The Yankees are now heading into what will almost certainly be the last year of a much-diminished Jeter's career with no Andy Pettitte, no Mariano Rivera, no homegrown stars at all for the first time in many years. The Cano Era having ended before it began, they now (re)enter the Mercenary Era, the "We paid them, so you love them, damn it," era.

That leaves Cano and the sense, perhaps inaccurate, that the tail wagged the dog here and ego trumped common sense -- Cano's desire to be treated like a rock star and Jay Z's to have the same celebrity in baseball that he had in music. Cano fit well in New York. It's easy to imagine that he would have been just the second Yankee to have 3,000 hits as well as a symbol of continuity in the post- Derek Jeter, post-Alex Rodriguez years. He was building to a number on the wall and a ranking as one of the team's inner circle of greats. He may yet still get that 3,000 and a trip to the Hall of Fame -- though it's worth wondering if Cano realizes how Adrian Beltre's five years in Safeco might have held him back just enough to keep him out of Cooperstown -- but the special feelings that attach to a franchise player likely won't be there. He'll be just another mercenary who can have whichever logo on his plaque because he's not identified with any team in particular.

It takes a certain kind of bravery to sacrifice comfort and adulation for the most money. It also takes bravery to say that you will leave that much money on the table, but only for now, because you have the confidence that you will still be worth a high level of compensation when you are 38, 39, 40. There is no wrong answer there, and given the way any athlete's career is just one bad injury from ending, Cano made the smarter play. Yet, in New York we've seen what a distracted Cano looks like. Five years ago, I began a description of Cano's aberrantly poor 2008 season this way: "A first-pitch swing at a ball out of the strike zone, popping it up to short left field, a disgusted shake of the head and dip of the shoulders, and a futile trot to first base." You still see that from Cano perhaps once a game.
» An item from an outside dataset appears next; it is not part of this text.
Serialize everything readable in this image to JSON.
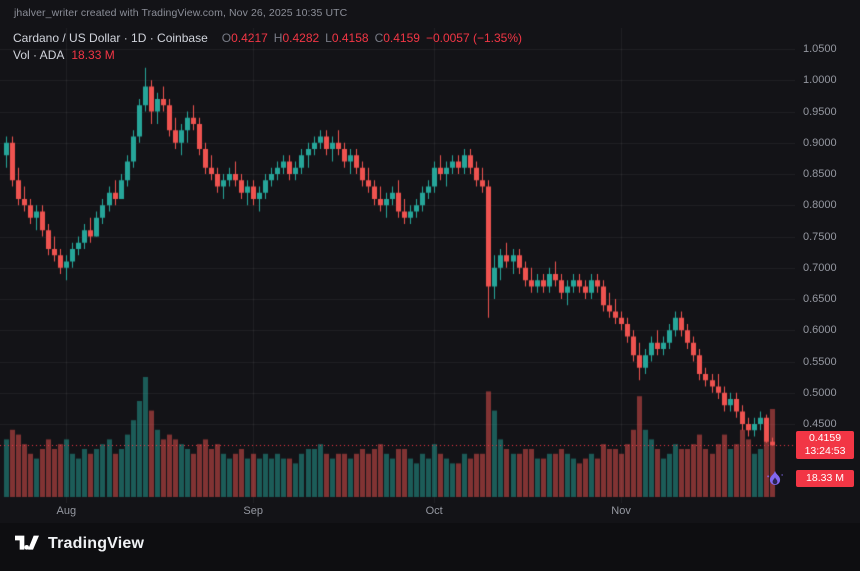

If he's unhappy in the Pacific Northwest, you might see even more of it, and then the contract will be a Carl Crawford-style disaster -- right player, right money, wrong place.

This could be one of those rare occasions when the baleful old moral, "Got what you wanted, lost what you had," could apply to almost everyone in the story -- the Yankees, the Mariners, Cano (Jay Z gets to point out the head of the Mariners Moose on his wall regardless) -- but there's also a lot of upside here as well. To be continued, Cano-ver and Cano-ver again, until 2023. May you enjoy baseball in good health until then, and for the Mariners' sake, may the same be true of Cano as well.